Özet:
Amaç: Bu çalışmanın amacı deneysel olarak Atopik Dermatit (AD) oluşturulan ratlarda soğuk atmosferik plazma (SAP) tedavisinin bazı moleküler belirteçler üzerindeki etkisini incelemektir.
Gereç ve Yöntem: Bu çalışmada yeni doğan 24 adet rat kullanılmıştır. 8 adet yeni doğan rat kontrol grubu olarak belirlenip, geri kalan 16 yeni doğan rata doğumdan hemen sonra Kapsaisin uygulaması yapıldı ve AD oluşması için 6 hafta normal bakım ve besleme koşullarında barındırıldı. AD oluşan ratlardan 8 adeti SAP uygulanmaksızın AD grubu olarak belirlenerek bakım ve beslemesine devam edildi, 8 adeti ise SAP grubu olarak belirlenerek 5 kez SAP tedavisi iki bölgeden toplam 3 er dakika uygulandı. Uygulamalar sonunda 3 gruptan da genel anestezi altında kan ve deri örnekleri toplandı. Ardından alınan kan örneklerinden serumları ayrılıp ELISA yöntemi ile IgE, IL-13 ve IL-4 analizleri yapıldı, alınan deri örneklerinden histopatalojik inceleme yapıldı, ek olarak qRT-PCR yöntemi ile Atopik Dermatitin patogenezinde önemli rol oynayan antimikrobiyel peptidlerden Defensin 1, Defensin-2 ve katelisidin (LL-37) ile reseptörlerden Aril Hidrokarbon reseptörü (AHR) ve lipidlerin oksidasyonundan sorumlu genleri kontrol eden Peroksizom Proliferatör ile Aktive olan reseptörlerden PPARα gen ekspresyon düzeyleri belirlendi.

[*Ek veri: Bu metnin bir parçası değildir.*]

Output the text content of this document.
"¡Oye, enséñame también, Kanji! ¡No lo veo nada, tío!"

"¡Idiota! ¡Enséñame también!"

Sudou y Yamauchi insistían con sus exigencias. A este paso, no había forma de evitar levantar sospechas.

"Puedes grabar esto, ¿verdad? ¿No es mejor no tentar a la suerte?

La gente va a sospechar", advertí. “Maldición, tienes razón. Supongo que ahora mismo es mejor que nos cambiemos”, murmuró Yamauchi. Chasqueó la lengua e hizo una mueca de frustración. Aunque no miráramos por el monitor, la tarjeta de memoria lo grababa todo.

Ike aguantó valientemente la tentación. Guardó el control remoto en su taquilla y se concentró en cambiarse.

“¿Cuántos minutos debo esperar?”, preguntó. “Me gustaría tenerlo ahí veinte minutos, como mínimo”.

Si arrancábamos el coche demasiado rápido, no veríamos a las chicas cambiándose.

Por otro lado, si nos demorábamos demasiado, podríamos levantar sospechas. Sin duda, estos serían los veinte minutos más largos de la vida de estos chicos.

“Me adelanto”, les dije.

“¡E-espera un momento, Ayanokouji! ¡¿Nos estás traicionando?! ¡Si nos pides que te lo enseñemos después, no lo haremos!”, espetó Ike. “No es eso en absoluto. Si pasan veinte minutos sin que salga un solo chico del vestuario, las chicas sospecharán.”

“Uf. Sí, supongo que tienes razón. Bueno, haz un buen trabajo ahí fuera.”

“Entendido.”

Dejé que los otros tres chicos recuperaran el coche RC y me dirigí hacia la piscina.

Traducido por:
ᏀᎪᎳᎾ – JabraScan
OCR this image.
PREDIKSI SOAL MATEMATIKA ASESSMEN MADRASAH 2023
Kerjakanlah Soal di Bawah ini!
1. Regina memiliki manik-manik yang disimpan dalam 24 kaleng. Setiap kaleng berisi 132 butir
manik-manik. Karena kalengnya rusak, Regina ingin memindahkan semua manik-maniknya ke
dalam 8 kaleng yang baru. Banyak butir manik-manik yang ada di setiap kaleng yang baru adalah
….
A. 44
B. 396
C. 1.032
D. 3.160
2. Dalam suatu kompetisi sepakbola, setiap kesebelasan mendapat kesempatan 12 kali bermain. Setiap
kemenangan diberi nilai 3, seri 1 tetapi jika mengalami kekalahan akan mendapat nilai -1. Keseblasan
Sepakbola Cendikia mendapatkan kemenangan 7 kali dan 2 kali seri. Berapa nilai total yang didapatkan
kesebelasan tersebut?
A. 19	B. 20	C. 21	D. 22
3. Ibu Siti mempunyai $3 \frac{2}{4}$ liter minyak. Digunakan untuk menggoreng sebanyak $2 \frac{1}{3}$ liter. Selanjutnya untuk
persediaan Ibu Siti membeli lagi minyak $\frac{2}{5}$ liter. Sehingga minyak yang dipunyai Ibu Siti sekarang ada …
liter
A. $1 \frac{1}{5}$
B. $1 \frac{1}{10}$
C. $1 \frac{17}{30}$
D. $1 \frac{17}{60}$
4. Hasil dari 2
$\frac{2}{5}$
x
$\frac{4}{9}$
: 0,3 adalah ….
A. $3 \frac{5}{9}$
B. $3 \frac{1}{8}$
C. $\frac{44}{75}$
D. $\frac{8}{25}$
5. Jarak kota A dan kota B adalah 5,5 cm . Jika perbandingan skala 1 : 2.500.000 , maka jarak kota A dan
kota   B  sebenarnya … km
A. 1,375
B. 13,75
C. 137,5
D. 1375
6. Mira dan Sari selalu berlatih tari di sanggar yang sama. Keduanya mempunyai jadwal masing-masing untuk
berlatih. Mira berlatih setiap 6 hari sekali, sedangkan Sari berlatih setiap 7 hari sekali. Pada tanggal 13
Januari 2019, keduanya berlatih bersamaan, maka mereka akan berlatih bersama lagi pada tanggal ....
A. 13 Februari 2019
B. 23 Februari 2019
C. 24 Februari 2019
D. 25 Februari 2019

Bulgular: Histopatolojik olarak değerlendirildiğinde AD ve SAP gruplarının tamamında AD oluştuğu belirlendi. Analiz edilen keratin artışı, epitelde spongioz dejenerasyon, kıl foliküllerinde atrofi, retelerde derinleşme ve eozinofil lökosit skorları parametreleri karşılaştırıldığında SAP grubunda kontrol grubuna çok yakın bulgular elde edildi. Kan örneklerinden yaptığımız ELISA testleri sonucunda parametreler değerlendirildiğinde SAP ve kontrol grubu bulgularının paralel seyrettiği görüldü. Gen düzeyindeki araştırmalarda ise AD, SAP ve kontrol grubunda LL-37 (KAMP)ve Defensin-1 geninin ekspresyon düzeyleri incelendiğinde gruplar arası istatistiki bir fark saptanamadı. AHR gen ifadelenmesinin AD grubunda anlamlı derecede azaldığı ve kontrol grubundan daha düşük ifadelendiği saptandı. Defensin-2 gen ekspresyonu ise AD grubunda kontrol ve SAP tedavi grubundan daha düşük bulundu. PPARα geninde ise SAP tedavi grubunda diğer gruplaradan düşük ifadelendiği belirlendi. AD grubu PPARα gen ekspresyonunun diğer gruplardan yüksek olduğu görüldü.
Sonuç: SAP tedavisi deneysel oluşturulan AD modelinde ratlarda IgE, IL-13 ve IL-4 düzeylerinde değişikliğe neden oldu. SAP tedavisinin hem biyokimyasal hem de histopatolojik olarak iyileşmeye neden olduğu makroskobik ve mikroskobik olarak doğrulandı. Bu yönüyle SAP uygulanmasının AD tedavisinde etkinliği gösterilmiş oldu. AD patogenezinde rol oynayan genlerden AHR, Defensin-2 ve PPAR- gen ekspreyonları üzerine etkileri olduğu gözlenmiştir. Bu çalışmanın sonucunda ulaşılan bilgiler ışında hayvanlarda ve insanlarda önemli bir problem olan AD tedavisinde yenilikçi bir yaklaşım olan SAP’ın klinik uygulamalarda destek tedavisi olarak önerilme potansiyelinde olduğu ortaya konmuş oldu.